Я отпустил его и вскрыл ящик. Там оказались искореженные обломки небольшого робота. Создавалось впечатление, что бедняга попал под кувалды луддитов[1], неизвестно откуда взявшихся в этом благополучном и сытом веке. Я поворошил рукой в груде лома и вытащил нижнюю панель с маленькими колесиками. Передо мной, без сомнения, находились останки служителя музея! К панели был прикреплен пластиковый прямоугольник. На нем чернело семизначное число. Это мог быть только номер инфобраслета!
Все было ясно. Робота наказали «за болтливость», а мне предлагалось позвонить тем, кто его уничтожил, и пообещать не заниматься больше «денебским делом». Иначе меня, очевидно, ждала участь робота-служителя.
Номер, как я заподозрил, был «подпольным», незарегистрированным. На всякий случай я взял справочник и убедился, что не ошибся. Эти люди предпочитали не оставлять следов.
Немного подумав, я все же решился позвонить.
— Мистер Ватсон? — осведомился незнакомый хрипловатый голос. Экран остался темным.
— Может, вы все-таки покажетесь? — произнес я.
— Пока это ни к чему. Ватсон! Вы умный человек и наверняка уже все поняли. Нам необходимо встретиться и в последний — подчеркиваю! — в последний раз попробовать договориться. Иначе… — Он многозначительно не закончил фразу. — Так где вам удобнее?..
— В музее, — как-то сразу, не задумываясь, ответил я. — Завтра, в десять часов.
— Хорошо. Но учтите, что с нами надо играть честно.
До встречи! — Видеофон замолчал.
Я немедленно включил особую систему, исключающую подслушивание, и связался с Холмсом.
— Это опасно! — встревожился мой друг.
— Но вряд ли у нас будет лучшая возможность взглянуть преступникам прямо в лицо.
Холмс задумался.
— Вы правы, Ватсон. Что ж, рискнем. Я позабочусь о том, чтобы вашему визави был приготовлен достойный прием. А вы не забудьте надеть пояс-генератор. Да, Ватсон, похоже, я начинаю стареть! Мне казалось, что все подслушивающие устройства в музее обезврежены.

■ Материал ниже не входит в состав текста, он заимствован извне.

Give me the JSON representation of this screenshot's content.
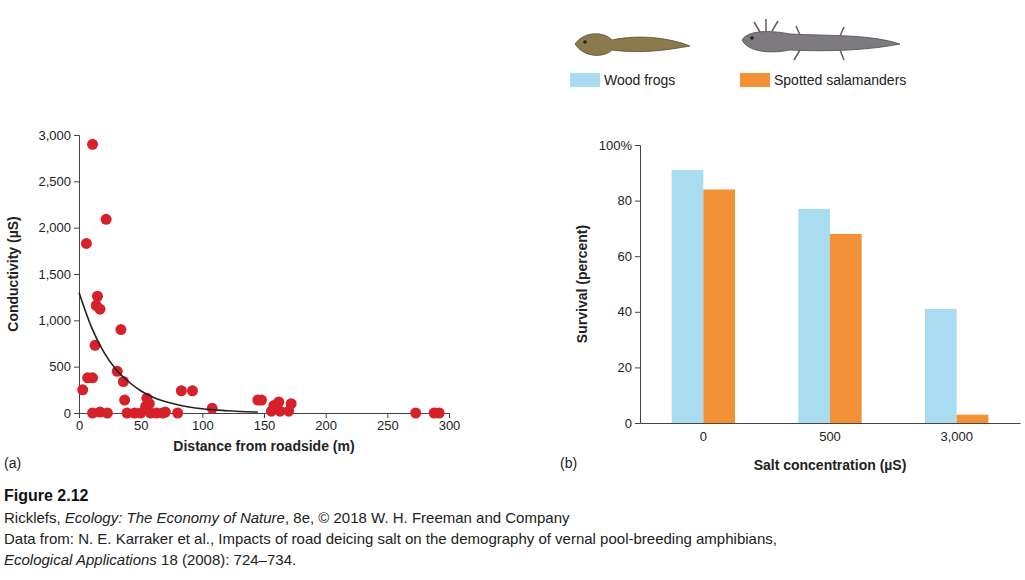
{
  "chart_data": [
    {
      "type": "scatter",
      "panel_label": "(a)",
      "x_label": "Distance from roadside (m)",
      "y_label": "Conductivity (µS)",
      "xlim": [
        0,
        300
      ],
      "xticks": [
        0,
        50,
        100,
        150,
        200,
        250,
        300
      ],
      "ylim": [
        0,
        3000
      ],
      "yticks": [
        0,
        500,
        {
          "value": 1000,
          "label": "1,000"
        },
        {
          "value": 1500,
          "label": "1,500"
        },
        {
          "value": 2000,
          "label": "2,000"
        },
        {
          "value": 2500,
          "label": "2,500"
        },
        {
          "value": 3000,
          "label": "3,000"
        }
      ],
      "series": [
        {
          "type": "scatter",
          "marker": "circle",
          "color": "#d6202a",
          "x": [
            3,
            6,
            7,
            11,
            11,
            11,
            13,
            14,
            15,
            17,
            17,
            22,
            23,
            31,
            34,
            36,
            37,
            39,
            45,
            50,
            54,
            55,
            57,
            58,
            63,
            68,
            70,
            80,
            83,
            92,
            108,
            145,
            148,
            156,
            158,
            162,
            163,
            170,
            172,
            273,
            288,
            292
          ],
          "values": [
            250,
            1830,
            380,
            380,
            2900,
            0,
            730,
            1160,
            1260,
            1120,
            10,
            2090,
            0,
            450,
            900,
            340,
            140,
            0,
            0,
            0,
            70,
            160,
            100,
            0,
            0,
            0,
            10,
            0,
            240,
            240,
            50,
            140,
            140,
            20,
            80,
            120,
            20,
            20,
            100,
            0,
            0,
            0
          ]
        },
        {
          "type": "line",
          "line_style": "solid",
          "color": "#222222",
          "x": [
            0,
            10,
            20,
            30,
            40,
            50,
            60,
            80,
            100,
            120,
            145
          ],
          "values": [
            1300,
            930,
            660,
            470,
            340,
            240,
            170,
            90,
            45,
            25,
            10
          ]
        }
      ]
    },
    {
      "type": "bar",
      "panel_label": "(b)",
      "x_label": "Salt concentration (µS)",
      "y_label": "Survival (percent)",
      "categories": [
        "0",
        "500",
        "3,000"
      ],
      "ylim": [
        0,
        100
      ],
      "yticks": [
        0,
        20,
        40,
        60,
        80,
        {
          "value": 100,
          "label": "100%"
        }
      ],
      "legend": "top",
      "series": [
        {
          "name": "Wood frogs",
          "color": "#a9dcf1",
          "values": [
            91,
            77,
            41
          ]
        },
        {
          "name": "Spotted salamanders",
          "color": "#f39137",
          "values": [
            84,
            68,
            3
          ]
        }
      ]
    }
  ],
  "caption": {
    "figure": "Figure 2.12",
    "lines": [
      [
        {
          "text": "Ricklefs, ",
          "italic": false
        },
        {
          "text": "Ecology: The Economy of Nature",
          "italic": true
        },
        {
          "text": ", 8e, © 2018 W. H. Freeman and Company",
          "italic": false
        }
      ],
      [
        {
          "text": "Data from: N. E. Karraker et al., Impacts of road deicing salt on the demography of vernal pool-breeding amphibians,",
          "italic": false
        }
      ],
      [
        {
          "text": "Ecological Applications",
          "italic": true
        },
        {
          "text": " 18 (2008): 724–734.",
          "italic": false
        }
      ]
    ]
  }
}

Но, видимо, что-то осталось и о нашем последнем разговоре со служителем стало известно.
Я пришел к месту встречи не в десять часов, а в полдевятого. Мне хотелось походить по залам музея, пока он еще не закрыт.

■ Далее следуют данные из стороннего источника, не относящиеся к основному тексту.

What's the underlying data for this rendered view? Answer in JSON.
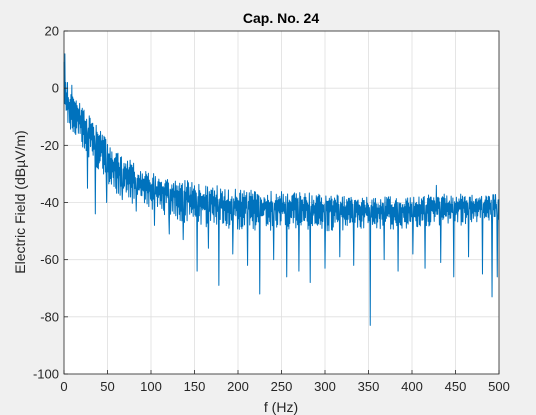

Денебский кристалл все так же мерцал трепетным голубым светом. Я полюбовался им и перешел в шестой зал. Как-то само собой вспомнилось, что Иглтон был здесь один, без Эванса.
«Может быть, это сыграло какую-то роль?» — подумал я, подходя к карте звездного неба. Она была сказочно красива. Фон состоял из пластинок черного стекловидного минерала, а звезды изображались яркими желтыми, красными и голубыми камешками. Я нашел голубой кристаллик, обозначающий Денеб, и улыбнулся ему, как старому знакомому.
И вдруг в мой мозг, словно скальпель хирурга, вошла чужая мысль — необыкновенно мощная и отчетливая, мгновенно завладевшая всем сознанием. Это был зов о помощи неких существ — бесконечно отличающихся от меня, но также наделенных разумом, любящих жизнь и страшащихся смерти. Да, денебские кристаллы — эти колоссы, состоящие, казалось, из застывшей небесной голубизны, были разумны! И они гибли — тысячами, десятками тысяч, отдираемые от взрастившей их почвы атомными экскаваторами «Суон Минералз».